Suchitra Kumari Panigrahy

Assistant Professor

Department of Biotechnology,Kalinga University, Naya Raipur (C.G.)

Suchitra.panigrahy@kalingauniversity.ac.in

The safe disposal of heavy metal wastes becomes a serious problem with the advancement in the nuclear energy sector. The radionuclides arising from nuclear power plants and mining operations poses a serious threat to the environment due to their long-lived property and probability of leaching of these radionuclides from geological repositories and mines.

Radionuclides are dangerous to the human health due to their high transferability, high solubility, long half-lives and easy assimilation in living organisms among the fission by-products. So radionuclide and heavy metal pollution by various nuclear and other industrial activities is matter of concern. The conventional treatment methods mostly ineffective or highly expensive for these radio waste.

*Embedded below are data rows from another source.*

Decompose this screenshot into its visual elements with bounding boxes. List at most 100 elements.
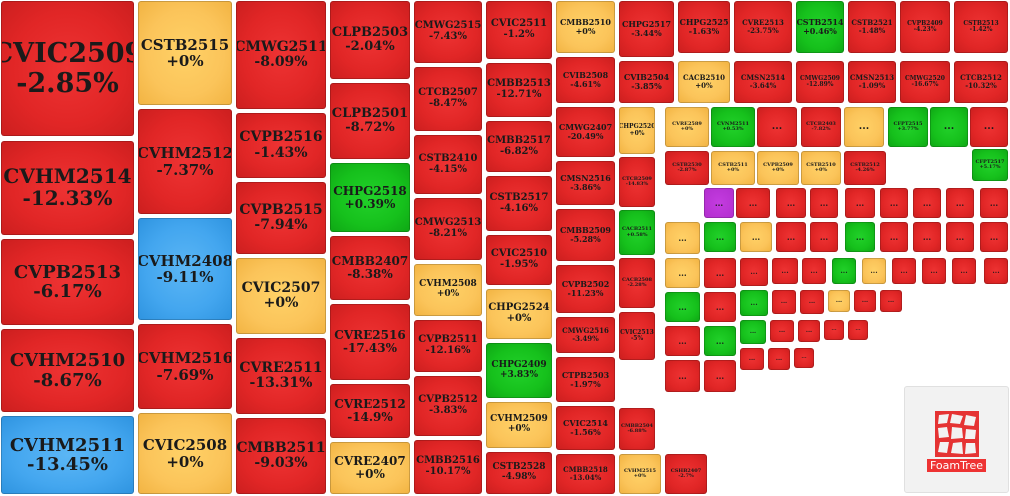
treemap-tile-cvpb2502[interactable]: CVPB2502 -11.23% bbox=[556, 265, 615, 313]
treemap-tile-cvre2516[interactable]: CVRE2516 -17.43% bbox=[330, 304, 410, 380]
treemap-tile-chpg2520[interactable]: CHPG2520 +0% bbox=[619, 107, 655, 154]
treemap-tile-cacb2508[interactable]: CACB2508 -2.28% bbox=[619, 258, 655, 308]
treemap-tile-chpg2524[interactable]: CHPG2524 +0% bbox=[486, 289, 552, 339]
treemap-tile-collapsed[interactable]: ... bbox=[704, 188, 734, 218]
treemap-tile-cacb2510[interactable]: CACB2510 +0% bbox=[678, 61, 730, 103]
treemap-tile-collapsed[interactable]: ... bbox=[772, 290, 796, 314]
treemap-tile-collapsed[interactable]: ... bbox=[740, 222, 772, 252]
treemap-tile-collapsed[interactable]: ... bbox=[665, 292, 700, 322]
treemap-tile-cmsn2514[interactable]: CMSN2514 -3.64% bbox=[734, 61, 792, 103]
treemap-tile-collapsed[interactable]: ... bbox=[824, 320, 844, 340]
treemap-tile-cmwg2407[interactable]: CMWG2407 -20.49% bbox=[556, 107, 615, 157]
treemap-tile-clpb2503[interactable]: CLPB2503 -2.04% bbox=[330, 1, 410, 79]
treemap-tile-cstb2514[interactable]: CSTB2514 +0.46% bbox=[796, 1, 844, 53]
treemap-tile-ctcb2512[interactable]: CTCB2512 -10.32% bbox=[954, 61, 1008, 103]
treemap-tile-cvhm2515[interactable]: CVHM2515 +0% bbox=[619, 454, 661, 494]
treemap-tile-cmwg2516[interactable]: CMWG2516 -3.49% bbox=[556, 317, 615, 353]
treemap-tile-collapsed[interactable]: ... bbox=[913, 222, 941, 252]
treemap-tile-collapsed[interactable]: ... bbox=[810, 188, 838, 218]
treemap-tile-cstb2521[interactable]: CSTB2521 -1.48% bbox=[848, 1, 896, 53]
treemap-tile-cvhm2508[interactable]: CVHM2508 +0% bbox=[414, 264, 482, 316]
treemap-tile-cvhm2516[interactable]: CVHM2516 -7.69% bbox=[138, 324, 232, 409]
treemap-tile-cvre2511[interactable]: CVRE2511 -13.31% bbox=[236, 338, 326, 414]
treemap-tile-cmbb2517[interactable]: CMBB2517 -6.82% bbox=[486, 121, 552, 172]
treemap-tile-collapsed[interactable]: ... bbox=[800, 290, 824, 314]
treemap-tile-cstb2512[interactable]: CSTB2512 -4.26% bbox=[844, 151, 886, 185]
treemap-tile-cvib2504[interactable]: CVIB2504 -3.85% bbox=[619, 61, 674, 103]
treemap-tile-cvpb2513[interactable]: CVPB2513 -6.17% bbox=[1, 239, 134, 325]
treemap-tile-cstb2515[interactable]: CSTB2515 +0% bbox=[138, 1, 232, 105]
treemap-tile-collapsed[interactable]: ... bbox=[946, 188, 974, 218]
treemap-tile-collapsed[interactable]: ... bbox=[922, 258, 946, 284]
treemap-tile-cstb2510[interactable]: CSTB2510 +0% bbox=[801, 151, 841, 185]
treemap-tile-collapsed[interactable]: ... bbox=[832, 258, 856, 284]
treemap-tile-cshb2407[interactable]: CSHB2407 -2.7% bbox=[665, 454, 707, 494]
treemap-tile-cfpt2517[interactable]: CFPT2517 +5.17% bbox=[972, 149, 1008, 181]
treemap-tile-cvpb2515[interactable]: CVPB2515 -7.94% bbox=[236, 182, 326, 254]
treemap-tile-cvre2512[interactable]: CVRE2512 -14.9% bbox=[330, 384, 410, 438]
treemap-tile-collapsed[interactable]: ... bbox=[768, 348, 790, 370]
treemap-tile-cvhm2408[interactable]: CVHM2408 -9.11% bbox=[138, 218, 232, 320]
treemap-tile-cvnm2511[interactable]: CVNM2511 +0.53% bbox=[711, 107, 755, 147]
treemap-tile-cmwg2515[interactable]: CMWG2515 -7.43% bbox=[414, 1, 482, 63]
treemap-tile-cstb2513[interactable]: CSTB2513 -1.42% bbox=[954, 1, 1008, 53]
treemap-tile-cvpb2516[interactable]: CVPB2516 -1.43% bbox=[236, 113, 326, 178]
treemap-tile-collapsed[interactable]: ... bbox=[704, 222, 736, 252]
treemap-tile-collapsed[interactable]: ... bbox=[704, 326, 736, 356]
treemap-tile-collapsed[interactable]: ... bbox=[776, 188, 806, 218]
treemap-tile-collapsed[interactable]: ... bbox=[913, 188, 941, 218]
treemap-tile-cvpb2512[interactable]: CVPB2512 -3.83% bbox=[414, 376, 482, 436]
treemap-tile-ctcb2509[interactable]: CTCB2509 -14.83% bbox=[619, 157, 655, 207]
treemap-tile-cstb2511[interactable]: CSTB2511 +0% bbox=[711, 151, 755, 185]
treemap-tile-cvib2508[interactable]: CVIB2508 -4.61% bbox=[556, 57, 615, 103]
treemap-tile-cmbb2511[interactable]: CMBB2511 -9.03% bbox=[236, 418, 326, 494]
treemap-tile-chpg2518[interactable]: CHPG2518 +0.39% bbox=[330, 163, 410, 232]
treemap-tile-collapsed[interactable]: ... bbox=[665, 222, 700, 254]
treemap-tile-collapsed[interactable]: ... bbox=[794, 348, 814, 368]
treemap-tile-cvre2407[interactable]: CVRE2407 +0% bbox=[330, 442, 410, 494]
treemap-tile-collapsed[interactable]: ... bbox=[880, 290, 902, 312]
treemap-tile-cmwg2511[interactable]: CMWG2511 -8.09% bbox=[236, 1, 326, 109]
treemap-tile-collapsed[interactable]: ... bbox=[980, 188, 1008, 218]
treemap-tile-ctcb2403[interactable]: CTCB2403 -7.82% bbox=[801, 107, 841, 147]
treemap-tile-cfpt2515[interactable]: CFPT2515 +3.77% bbox=[888, 107, 928, 147]
treemap-tile-cvic2509[interactable]: CVIC2509-2.85% bbox=[1, 1, 134, 136]
treemap-tile-collapsed[interactable]: ... bbox=[845, 188, 875, 218]
treemap-tile-collapsed[interactable]: ... bbox=[880, 222, 908, 252]
treemap-tile-cmbb2510[interactable]: CMBB2510 +0% bbox=[556, 1, 615, 53]
treemap-tile-collapsed[interactable]: ... bbox=[740, 258, 768, 286]
treemap-tile-collapsed[interactable]: ... bbox=[798, 320, 820, 342]
treemap-tile-collapsed[interactable]: ... bbox=[862, 258, 886, 284]
treemap-tile-collapsed[interactable]: ... bbox=[757, 107, 797, 147]
treemap-tile-cmwg2513[interactable]: CMWG2513 -8.21% bbox=[414, 198, 482, 260]
treemap-tile-cstb2517[interactable]: CSTB2517 -4.16% bbox=[486, 176, 552, 231]
treemap-tile-collapsed[interactable]: ... bbox=[665, 258, 700, 288]
treemap-tile-cmbb2509[interactable]: CMBB2509 -5.28% bbox=[556, 209, 615, 261]
treemap-tile-cvre2589[interactable]: CVRE2589 +0% bbox=[665, 107, 709, 147]
treemap-tile-cvhm2509[interactable]: CVHM2509 +0% bbox=[486, 402, 552, 448]
treemap-tile-cvre2513[interactable]: CVRE2513 -23.75% bbox=[734, 1, 792, 53]
treemap-tile-cmsn2516[interactable]: CMSN2516 -3.86% bbox=[556, 161, 615, 205]
treemap-tile-ctpb2503[interactable]: CTPB2503 -1.97% bbox=[556, 357, 615, 402]
treemap-tile-collapsed[interactable]: ... bbox=[980, 222, 1008, 252]
treemap-tile-cvic2513[interactable]: CVIC2513 -5% bbox=[619, 312, 655, 360]
treemap-tile-collapsed[interactable]: ... bbox=[952, 258, 976, 284]
treemap-tile-collapsed[interactable]: ... bbox=[810, 222, 838, 252]
treemap-tile-cmwg2509[interactable]: CMWG2509 -12.89% bbox=[796, 61, 844, 103]
treemap-tile-cvic2514[interactable]: CVIC2514 -1.56% bbox=[556, 406, 615, 450]
treemap-tile-collapsed[interactable]: ... bbox=[704, 292, 736, 322]
treemap-tile-cmbb2516[interactable]: CMBB2516 -10.17% bbox=[414, 440, 482, 494]
treemap-tile-cvpb2409[interactable]: CVPB2409 -4.23% bbox=[900, 1, 950, 53]
treemap-tile-cvic2510[interactable]: CVIC2510 -1.95% bbox=[486, 235, 552, 285]
treemap-tile-collapsed[interactable]: ... bbox=[880, 188, 908, 218]
treemap-tile-collapsed[interactable]: ... bbox=[704, 360, 736, 392]
treemap-tile-cstb2528[interactable]: CSTB2528 -4.98% bbox=[486, 452, 552, 494]
treemap-tile-collapsed[interactable]: ... bbox=[854, 290, 876, 312]
treemap-tile-collapsed[interactable]: ... bbox=[665, 326, 700, 356]
treemap-tile-cvhm2512[interactable]: CVHM2512 -7.37% bbox=[138, 109, 232, 214]
treemap-tile-collapsed[interactable]: ... bbox=[844, 107, 884, 147]
treemap-tile-cmwg2520[interactable]: CMWG2520 -16.67% bbox=[900, 61, 950, 103]
treemap-tile-collapsed[interactable]: ... bbox=[946, 222, 974, 252]
treemap-tile-collapsed[interactable]: ... bbox=[984, 258, 1008, 284]
treemap-tile-cmsn2513[interactable]: CMSN2513 -1.09% bbox=[848, 61, 896, 103]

Various physico-chemical and biological processes are available for removal of heavy metals from industrial waste before discharging into the environment. Biological processes such as sewage and water purification treatments have been used for several years due to the potential role of microorganisms to detoxify organic and inorganic pollutants.

Biosorption due to its simplicity, analogous operation to conventional ion exchange technology, apparent efficiency and availability of biomass and waste bio-products has been claimed as a promising technology for pollutant removal and/or recovery from solution.Sorption is a physico-chemical process by which one substance becomes attached to another. Biosorption is a physico-chemical process that can be simply defined as the removal of substances from solution by biological material. The biosorption process therefore involves a solid phase (biosorbent) and a liquid phase (solvent: normally water) containing the dissolved or suspended species to be sorbed(sorbate). Microbial biomass (bacteria, cyanobacteria, yeast, fungi), algae, waste biomass from various food industry and biotechnological processes, active sludge, plant and wood waste biomass, biomass containing chitin and chitosan may be used as biosorbents.